There was an interesting coincidence of news stories last week. One was telling us that first home buyers are encouraged by low interest rates to enter the housing market (http://www.news.com.au/business/money/story/0,28323,25833231-5013951,00.html). The second was Kevin Rudd warning us that interest rates are likely to be heading upwards fast in the future (http://www.news.com.au/perthnow/story/0,21598,25840282-5017962,00.html).

This seems eerily similar to the practises that caused the global financial crisis in the first place. Namely, low "teaser" interest rates to encourage people to enter the market, followed by a ramping up of interest rates down the track.

There is an unfortunate tendency for people in this country to borrow as much as they possibly can when buying a house. Unfortunately these people will not be able to afford their loans any more when interest rates start moving up again. We could very well be facing our own subprime meltdown.

This just highlights the problems posed by government intervention into the markets. While they may be well intentioned, and appear to be effective initially, there is a good chance they will cause even bigger problems down the track.

If you think property is a good investment right now, think again.

Sunday, April 12, 2009

Why Now Is The Worst Possible Time To Be A First Home Buyer

I am concerned at the number of people that are becoming first home buyers at the moment.

There is a popular myth floating around that now is a good time to be a first home buyer. This could not be more wrong.

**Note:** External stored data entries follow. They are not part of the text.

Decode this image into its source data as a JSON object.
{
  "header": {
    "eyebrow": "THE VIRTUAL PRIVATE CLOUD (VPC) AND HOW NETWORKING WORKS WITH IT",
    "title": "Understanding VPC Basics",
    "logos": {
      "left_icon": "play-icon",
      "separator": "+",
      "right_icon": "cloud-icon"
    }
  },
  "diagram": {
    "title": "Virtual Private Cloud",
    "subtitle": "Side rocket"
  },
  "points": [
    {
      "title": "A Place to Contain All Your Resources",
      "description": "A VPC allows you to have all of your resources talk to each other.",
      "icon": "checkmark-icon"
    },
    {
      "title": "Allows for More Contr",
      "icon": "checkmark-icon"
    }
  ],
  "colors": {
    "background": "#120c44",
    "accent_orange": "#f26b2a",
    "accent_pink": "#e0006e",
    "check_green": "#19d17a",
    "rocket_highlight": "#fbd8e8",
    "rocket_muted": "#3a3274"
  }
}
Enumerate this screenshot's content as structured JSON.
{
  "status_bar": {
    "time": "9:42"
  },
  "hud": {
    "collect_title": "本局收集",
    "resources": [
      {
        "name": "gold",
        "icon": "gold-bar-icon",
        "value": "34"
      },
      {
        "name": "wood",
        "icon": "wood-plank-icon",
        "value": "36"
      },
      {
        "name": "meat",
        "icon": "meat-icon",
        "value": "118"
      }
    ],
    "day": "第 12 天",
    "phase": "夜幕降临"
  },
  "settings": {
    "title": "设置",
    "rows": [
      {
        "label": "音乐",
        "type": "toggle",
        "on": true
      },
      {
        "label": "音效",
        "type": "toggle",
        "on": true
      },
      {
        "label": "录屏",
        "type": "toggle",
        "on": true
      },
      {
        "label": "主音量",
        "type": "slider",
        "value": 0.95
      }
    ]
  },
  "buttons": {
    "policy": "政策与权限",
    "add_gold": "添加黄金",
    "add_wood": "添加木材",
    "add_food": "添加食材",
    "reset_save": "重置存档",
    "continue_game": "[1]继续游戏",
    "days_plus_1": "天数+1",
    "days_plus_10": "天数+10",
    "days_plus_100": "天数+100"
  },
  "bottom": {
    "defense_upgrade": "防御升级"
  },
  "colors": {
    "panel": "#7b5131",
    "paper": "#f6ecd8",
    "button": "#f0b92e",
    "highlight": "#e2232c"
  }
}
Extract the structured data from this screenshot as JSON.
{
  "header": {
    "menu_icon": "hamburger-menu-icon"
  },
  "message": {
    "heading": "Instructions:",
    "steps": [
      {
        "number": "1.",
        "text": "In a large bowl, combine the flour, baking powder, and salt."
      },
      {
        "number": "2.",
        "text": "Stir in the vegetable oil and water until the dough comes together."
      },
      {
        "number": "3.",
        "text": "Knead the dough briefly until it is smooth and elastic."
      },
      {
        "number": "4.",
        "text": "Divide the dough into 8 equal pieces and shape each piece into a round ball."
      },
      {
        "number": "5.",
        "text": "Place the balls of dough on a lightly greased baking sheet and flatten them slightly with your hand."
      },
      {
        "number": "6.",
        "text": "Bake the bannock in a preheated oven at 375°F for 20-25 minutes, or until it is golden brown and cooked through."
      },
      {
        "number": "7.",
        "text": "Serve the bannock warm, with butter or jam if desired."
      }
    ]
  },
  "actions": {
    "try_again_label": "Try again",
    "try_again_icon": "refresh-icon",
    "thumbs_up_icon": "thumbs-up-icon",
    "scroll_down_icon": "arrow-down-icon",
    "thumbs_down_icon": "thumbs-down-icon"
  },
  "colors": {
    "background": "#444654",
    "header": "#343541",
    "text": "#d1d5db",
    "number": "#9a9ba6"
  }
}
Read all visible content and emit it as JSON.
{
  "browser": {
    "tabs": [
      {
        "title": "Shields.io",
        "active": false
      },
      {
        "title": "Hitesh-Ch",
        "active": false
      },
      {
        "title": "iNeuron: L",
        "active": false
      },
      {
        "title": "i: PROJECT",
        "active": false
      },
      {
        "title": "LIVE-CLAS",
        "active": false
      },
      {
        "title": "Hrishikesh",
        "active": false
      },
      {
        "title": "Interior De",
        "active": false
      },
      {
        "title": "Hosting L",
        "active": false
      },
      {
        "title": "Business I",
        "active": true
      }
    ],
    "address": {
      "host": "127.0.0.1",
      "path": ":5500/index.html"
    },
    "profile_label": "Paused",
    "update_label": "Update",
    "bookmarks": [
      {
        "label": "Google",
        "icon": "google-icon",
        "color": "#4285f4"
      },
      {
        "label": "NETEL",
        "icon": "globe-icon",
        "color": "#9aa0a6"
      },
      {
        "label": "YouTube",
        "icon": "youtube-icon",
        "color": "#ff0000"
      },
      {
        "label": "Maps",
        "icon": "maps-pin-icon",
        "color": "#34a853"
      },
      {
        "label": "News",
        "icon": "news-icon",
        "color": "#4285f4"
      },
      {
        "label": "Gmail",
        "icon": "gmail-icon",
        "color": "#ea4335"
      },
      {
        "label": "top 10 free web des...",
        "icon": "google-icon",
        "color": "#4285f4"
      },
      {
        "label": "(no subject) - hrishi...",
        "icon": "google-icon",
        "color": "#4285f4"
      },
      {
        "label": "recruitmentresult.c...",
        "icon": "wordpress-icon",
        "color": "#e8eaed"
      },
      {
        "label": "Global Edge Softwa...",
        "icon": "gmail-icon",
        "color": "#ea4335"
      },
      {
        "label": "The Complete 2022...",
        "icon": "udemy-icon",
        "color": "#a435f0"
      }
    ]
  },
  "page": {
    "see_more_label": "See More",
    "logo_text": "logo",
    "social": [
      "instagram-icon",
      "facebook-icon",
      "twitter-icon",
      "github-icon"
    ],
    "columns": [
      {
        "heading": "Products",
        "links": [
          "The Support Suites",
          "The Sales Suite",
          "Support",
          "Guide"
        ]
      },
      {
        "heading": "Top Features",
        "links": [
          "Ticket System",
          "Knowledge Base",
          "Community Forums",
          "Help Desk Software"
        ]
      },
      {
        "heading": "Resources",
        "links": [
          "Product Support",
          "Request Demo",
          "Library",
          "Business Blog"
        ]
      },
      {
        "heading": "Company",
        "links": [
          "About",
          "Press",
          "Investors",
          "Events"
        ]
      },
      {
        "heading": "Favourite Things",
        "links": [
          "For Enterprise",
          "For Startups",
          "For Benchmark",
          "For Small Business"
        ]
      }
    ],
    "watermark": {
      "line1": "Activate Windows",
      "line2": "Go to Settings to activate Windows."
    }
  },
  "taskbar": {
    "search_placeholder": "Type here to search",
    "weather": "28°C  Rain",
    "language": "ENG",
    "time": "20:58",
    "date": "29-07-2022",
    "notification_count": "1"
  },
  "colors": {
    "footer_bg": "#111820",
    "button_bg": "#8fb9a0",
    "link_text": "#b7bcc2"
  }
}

The additional first home buyer's grant is pushing up house prices to an artificial level. As soon as this is taken away house prices will fall by at least as much as the fall in the grant. In fact house prices will probably fall more because the grant encourages people to take on more debt than they otherwise would have / could have.

House prices are still at bubble levels. This bubble will have to pop or deflate at some point. All the other bubbles have collapsed; commodity prices, shares, etc. House prices always have to be relative to income levels. Suggestions that house prices can go up or even be maintained at a time when personal incomes are going down do not make sense. The money to pay off home loans has to come from somewhere. That somewhere is personal incomes. When people are losing their jobs, taking pay cuts, and working fewer hours, it is inevitable that they will earn less. This will eventually flow through to house prices.

The long term average ratio of house prices to annual income is about 3.5 to 4 times. At the moment house prices are about 7 times income. To put this into perspective: If you buy a house today for $450,000, the price
that you would have paid for it 15-20 years ago is: $450,000 / 7 x 3.5 = $224,999. That means you are overpaying by a whopping $225,001! Plus you are paying interest on that overpayment. Over the life of the loan your $224,001 overpayment will almost double with interest. Think of what you could do with that much money. You could go travelling around the world for years! You could pursue that passion you always wanted to pursue, but decided not to because it was too risky. Well you can do it! Don't buy an overpriced house. Save your money now, retire earlier, and travel around the world and pursue that passion.

Now is the WORST POSSIBLE TIME to become a first home buyer! Do not burden the rest of your life with a massive debt that will ruin your lifestyle.